How to 'update' the already existing NAV database in the SQL Server?

Hi,

In my company ( where I work ), NAV Technical Consultants (like me) have to travel to our Customers location on a regular basis. In case we’re not able to solve an issue on site, we request for the backup of their database from the System Administrator, bring the same to office, restore the database on a SQL Server ( if many people want to work) or on a standalone machine and then work on it. All of the customers are running SQL Server as their Navision backend server.

Everytime we get a new database from our Customer, we invariably have to create a NEW database on the server or on the standalone machine and then restore the new backup. This will create a new database for every new backup we restore.

My question here is this:

Can we restore the new backup of a Customer on an already existing database on our SQL Server?
Is there any way to update the database with new objects and other modifications using a backup?

Thanx.

Vikram

I assume you are getting a SQL backup and taking back to your office?!? If so, you should be able to just do a SQL Server restore over the existing SQL Server database (effectively just refreshing the data and objects - so be careful if you dont want to overwrite the objects - maybe export them to a fob file).

If you’re unsure about SQL Server database restores, refer to;

http://www.microsoft.com/technet/prodtechnol/sql/2000/maintain/sqlbackuprest.mspx#E5BAE

Hope this helps.

No you can’t do that. Every customer has their own version of the database, so they will have different objects. The best way to do this is to create a new database for each customer. Of course you can delete an old database when you don’t need it anymore.

Hi…

The common practice we follow here is, we create a new database from Navision using the SQL Option. Then we restore the Navision Backup which we get from our client.

Every time we get a new Navision Backup, we create a new DB in SQL using the SQL Optioin for Navision and then we restore the DB. This creates two different databases of a Customer on the same server for two different Backups.

From Navision, can’t we restore the backup of a Customer on an already existing DB? Here the company name would remain the same. We want to have ONE database per customer and then, without deleting the databases everytime, want to restore the latest backup of that customer in to the database.

Hi Vikram,

What you are trying to do is the equivilent in Native database of resorting Company only. In your environment, there are two reasons not to do this.

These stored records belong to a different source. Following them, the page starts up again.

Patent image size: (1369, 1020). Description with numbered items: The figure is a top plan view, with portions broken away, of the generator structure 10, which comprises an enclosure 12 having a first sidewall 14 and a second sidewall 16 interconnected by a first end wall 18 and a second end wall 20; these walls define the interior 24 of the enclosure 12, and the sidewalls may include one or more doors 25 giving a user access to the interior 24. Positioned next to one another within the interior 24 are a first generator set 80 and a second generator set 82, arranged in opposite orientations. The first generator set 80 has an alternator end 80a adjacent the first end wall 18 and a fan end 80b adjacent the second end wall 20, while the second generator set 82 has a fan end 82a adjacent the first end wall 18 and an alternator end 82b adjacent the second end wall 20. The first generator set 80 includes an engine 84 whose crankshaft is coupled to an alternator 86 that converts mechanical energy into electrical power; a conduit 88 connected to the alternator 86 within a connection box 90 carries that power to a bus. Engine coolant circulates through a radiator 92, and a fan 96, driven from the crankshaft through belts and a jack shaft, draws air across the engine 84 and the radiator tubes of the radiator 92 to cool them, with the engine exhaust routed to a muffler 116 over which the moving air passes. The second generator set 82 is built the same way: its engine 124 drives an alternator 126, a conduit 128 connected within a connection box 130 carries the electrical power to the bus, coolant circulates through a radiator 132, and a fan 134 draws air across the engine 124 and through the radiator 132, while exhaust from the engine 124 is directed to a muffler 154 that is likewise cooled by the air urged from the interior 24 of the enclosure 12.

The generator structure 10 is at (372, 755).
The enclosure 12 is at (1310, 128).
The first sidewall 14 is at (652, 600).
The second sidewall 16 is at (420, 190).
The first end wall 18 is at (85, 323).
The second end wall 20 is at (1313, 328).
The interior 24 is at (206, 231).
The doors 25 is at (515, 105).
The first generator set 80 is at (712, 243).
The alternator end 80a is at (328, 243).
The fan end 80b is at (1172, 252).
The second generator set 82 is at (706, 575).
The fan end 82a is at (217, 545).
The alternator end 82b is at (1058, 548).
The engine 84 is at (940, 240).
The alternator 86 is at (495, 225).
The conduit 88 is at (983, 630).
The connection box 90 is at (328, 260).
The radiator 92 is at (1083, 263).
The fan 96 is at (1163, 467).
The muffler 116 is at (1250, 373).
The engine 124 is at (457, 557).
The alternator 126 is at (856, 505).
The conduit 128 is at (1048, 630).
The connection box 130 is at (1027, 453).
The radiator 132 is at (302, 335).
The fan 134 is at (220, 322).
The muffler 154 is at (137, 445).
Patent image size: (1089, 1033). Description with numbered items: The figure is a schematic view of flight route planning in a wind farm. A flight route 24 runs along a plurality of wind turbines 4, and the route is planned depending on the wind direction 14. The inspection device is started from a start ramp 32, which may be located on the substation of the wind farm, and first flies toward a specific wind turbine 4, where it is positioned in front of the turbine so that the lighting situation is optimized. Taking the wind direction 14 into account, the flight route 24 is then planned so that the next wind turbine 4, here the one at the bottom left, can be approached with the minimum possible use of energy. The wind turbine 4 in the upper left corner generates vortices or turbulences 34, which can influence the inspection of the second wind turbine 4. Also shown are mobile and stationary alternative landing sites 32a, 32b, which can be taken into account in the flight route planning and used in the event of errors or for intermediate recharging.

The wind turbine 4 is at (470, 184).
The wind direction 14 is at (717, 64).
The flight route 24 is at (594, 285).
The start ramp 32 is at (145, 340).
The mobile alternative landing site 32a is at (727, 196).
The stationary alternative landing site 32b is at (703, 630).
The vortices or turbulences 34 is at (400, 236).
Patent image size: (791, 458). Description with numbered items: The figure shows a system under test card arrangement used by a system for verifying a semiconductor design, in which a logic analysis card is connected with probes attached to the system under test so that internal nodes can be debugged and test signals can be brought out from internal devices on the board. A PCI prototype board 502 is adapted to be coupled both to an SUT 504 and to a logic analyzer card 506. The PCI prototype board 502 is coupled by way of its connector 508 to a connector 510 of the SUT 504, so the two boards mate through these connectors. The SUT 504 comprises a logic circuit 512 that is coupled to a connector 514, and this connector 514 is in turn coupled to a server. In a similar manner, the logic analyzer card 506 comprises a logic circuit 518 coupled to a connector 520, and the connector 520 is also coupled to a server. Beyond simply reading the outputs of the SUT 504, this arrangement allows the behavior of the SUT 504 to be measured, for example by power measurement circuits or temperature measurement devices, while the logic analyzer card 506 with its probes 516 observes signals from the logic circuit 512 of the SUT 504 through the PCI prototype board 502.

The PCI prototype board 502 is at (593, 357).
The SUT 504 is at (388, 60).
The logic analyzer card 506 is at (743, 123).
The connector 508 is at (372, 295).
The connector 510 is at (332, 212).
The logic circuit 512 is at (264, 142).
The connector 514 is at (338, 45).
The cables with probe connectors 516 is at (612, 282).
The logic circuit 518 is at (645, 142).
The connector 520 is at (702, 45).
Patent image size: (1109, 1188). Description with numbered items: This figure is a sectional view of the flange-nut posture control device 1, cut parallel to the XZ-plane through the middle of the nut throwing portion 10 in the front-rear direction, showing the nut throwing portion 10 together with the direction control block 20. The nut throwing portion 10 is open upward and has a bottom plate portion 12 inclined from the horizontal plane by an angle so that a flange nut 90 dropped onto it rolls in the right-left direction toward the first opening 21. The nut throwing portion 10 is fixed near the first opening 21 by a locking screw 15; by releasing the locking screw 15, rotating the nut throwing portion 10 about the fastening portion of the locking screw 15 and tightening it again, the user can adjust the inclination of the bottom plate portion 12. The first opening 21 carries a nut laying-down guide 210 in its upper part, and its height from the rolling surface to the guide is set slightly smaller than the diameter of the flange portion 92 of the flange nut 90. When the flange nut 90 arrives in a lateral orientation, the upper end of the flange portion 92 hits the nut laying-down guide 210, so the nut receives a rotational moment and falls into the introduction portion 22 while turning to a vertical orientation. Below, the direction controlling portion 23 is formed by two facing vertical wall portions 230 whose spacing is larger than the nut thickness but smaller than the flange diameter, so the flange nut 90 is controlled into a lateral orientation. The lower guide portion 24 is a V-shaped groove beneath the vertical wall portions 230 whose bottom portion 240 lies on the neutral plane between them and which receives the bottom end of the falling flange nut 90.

  1. The object are a minor part of the database size, so it wont add much to the database restore time and wont affect size.
  2. There is the danger of you getting the objects out of sync, so really you want to import the objects everytime anyway.

What you should do, is simply delte the existing datbaase form the SQL server, then restore the new backup using the same Database name as the one you deleted.

Hi David,

Thank you for your reply.

We’re following the same procedure as you have mentioned. I was just curious to know whether there was some way using which we can just update the changes in the database ( like objects and the data added in time ) from the last time we restored the database for a customer.

Any such procudure if it existed would have been of great help as it would have save a lot of time during restoring subsequent backups.

You also need a new faster server, that will speed up the restores.

There is NO difference in the time that it takes whether you restore into a new database or into an existing one.

Your initial question was I thought about two different customers. Now it seems you are talking about a new version of the same customer. You can obviously do this, but it would involve deleting the old company, importing the latest objects and then restoring the backup. It would actually be quicker to simply delete the ‘old version’ and create a new one than to update the existing one.

SQL Server does provide the option to restore differential backups. Perhaps this is what you are looking for? I don’t know of anyone doing this for your purposes, though. You would had all of the differential backups between the time you restored your database (originally) and the time you decided to start working with the customer again.

I wonder what happens (or more likely, doesn’t happen) when you try to restore a differential backup but you are missing an intermediate differential backup.

Any thoughts Daniel?

A differential backup includes all changes since the last full backup. So losing an intermediate differential is a non-issue.

Lets say you do a full backup each night at midnight and then a differential every 3 hours (3 AM, 6 AM, 9 AM, 12 PM, 3 PM, 6 PM, 9 PM). The system fails at 9:15 PM. All you need restore is the 12 Midnight full backup and then the 9 PM differential backup. This recovers you to 9 PM. If you have transaction logs past that you can recover further.

However differential restores (or anything SQL except full) will only work if changes have not been made to the destination database

not disputing babrown, replying to Girish.

You’re not understanding how differential backups work, they don’t work like transaction log backups. Differential backups is a backup of all transactions since the last full backup. If you did a full back two days ago, and you did a diff backup yesterday, you’d get everything from two days ago until yesterday. You do another diff backup today, you get everything from two days ago until today. So the second differential includes the transactions that are in the first differential backup. You don’t use all differential backups to restore a database, only the most recent one. The way to restore a database is 1-the most recent full backup, 2-the most recent differential backup since that full backup, and 3-all transaction log backups since the most recent differential backup.

The easiest way to recreate a database, especially if it’s just for development purposes, is to just delete the old one, and restore a full backup into a new one.